Example: You bought 100 shares of XYZ at $30 and another 100 shares a month later at $40. Now you’re selling 100 shares at $37

Three different outcomes are possible:

  • Using the separate lot method without identifying the shares you’re selling, you would sell the oldest shares (bought at $30) and report gain of $700.
  • Using the separate lot method and identifying the shares sold as coming from the second lot (bought at $40), you would report a loss of $300.
  • Using the average basis method you would sell shares from the older lot but their basis would be $35, the average for all shares in the account, so you would report gain of $200.

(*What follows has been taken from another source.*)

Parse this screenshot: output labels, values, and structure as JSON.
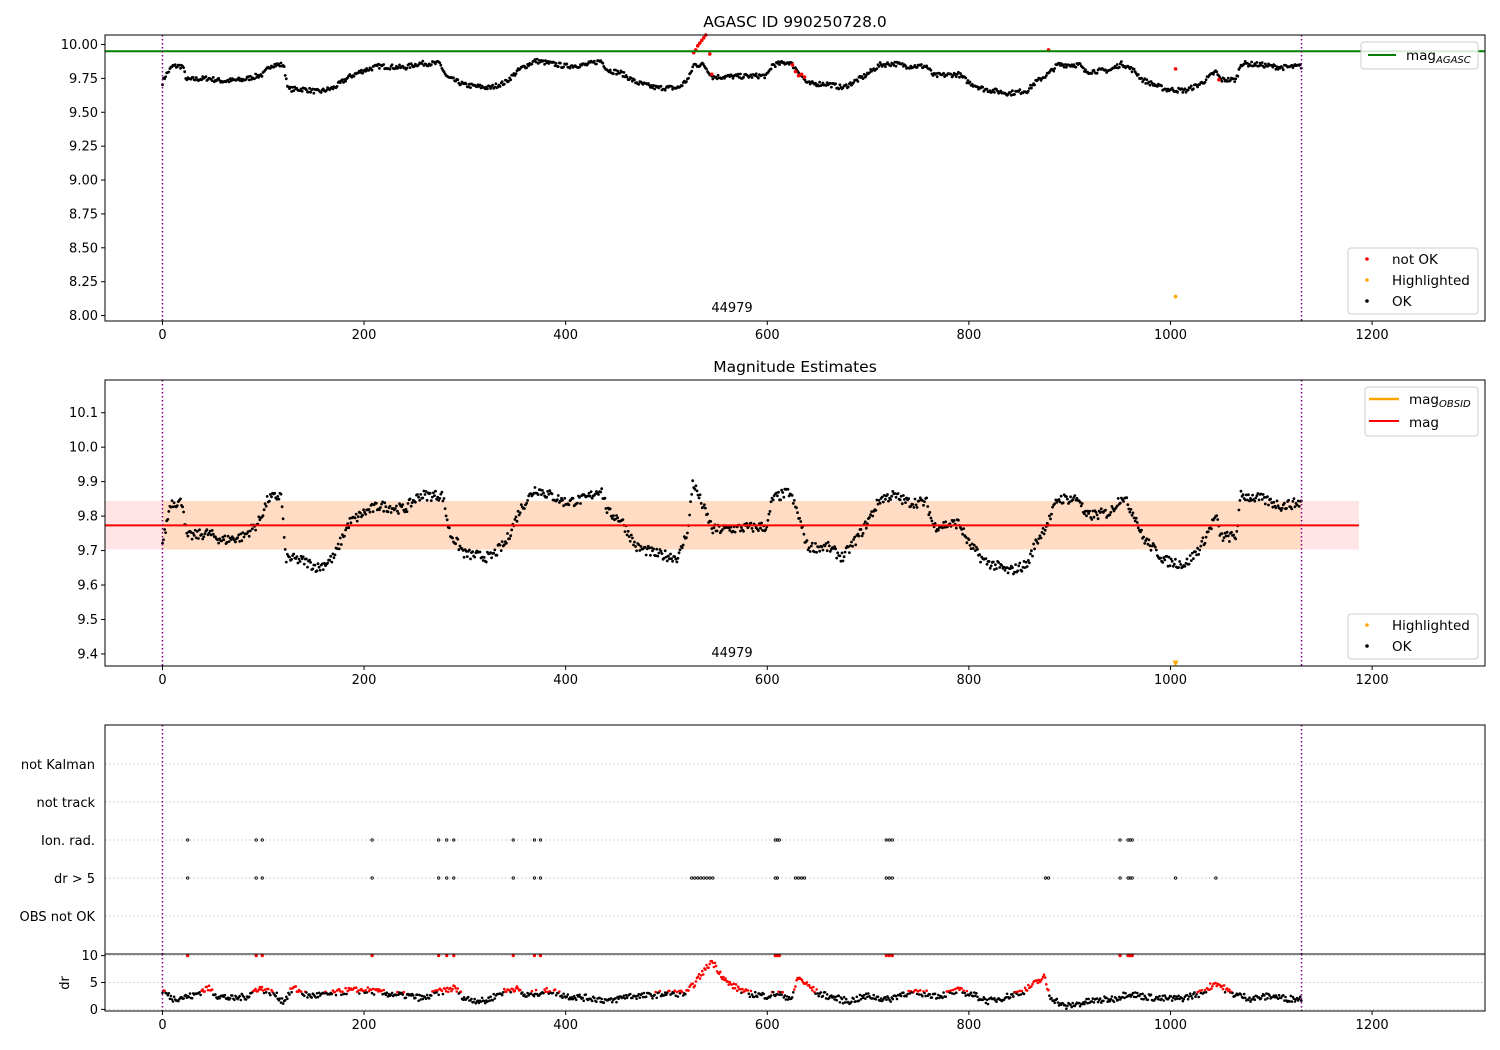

The following chart shows how cost basis methods work conceptually:


When you use the average basis method, each share is treated as having a cost basis equal to the average basis for all identical shares in the account. This method is available for mutual fund shares and can also be used for stocks of individual companies if held in a dividend reinvestment plan. When you use the average basis method, you’re always treated as selling your oldest shares first. This order of disposition is sometimes called first-in, first out, or FIFO.

If you aren’t using the average basis method, each lot has its own basis. When using the separate lot method, the default order of sale is first-in, first-out (oldest shares first), but in this case you’re allowed to override the default by identifying the shares you’re selling. There are two ways to do this:

  • At the time of the sale you can specify what lots you’re selling.
  • Alternatively, you can place a standing order with the company where you invest to automatically select the shares you’re selling according to some rule other than FIFO. For example, you might automatically select the shares with the highest basis first, a method sometimes called HIFO.

Understanding the chart

The first division is between the separate lot method and the average basis method. At this level we’re talking about different ways to maintain basis for your lots of shares.

At the next level we’re talking about different ways to determine the order of disposition of those lots. When you’re using the average basis method you don’t have a choice: FIFO is automatic. When using the separate lot method, FIFO applies unless you identify the shares you’re selling.

The last level is for different ways to identify shares. You can identify the specfic lots you’re selling in connection with a particular sale, or you can place a standing order with your broker or mutual fund company to sell shares according to a methodology you prefer.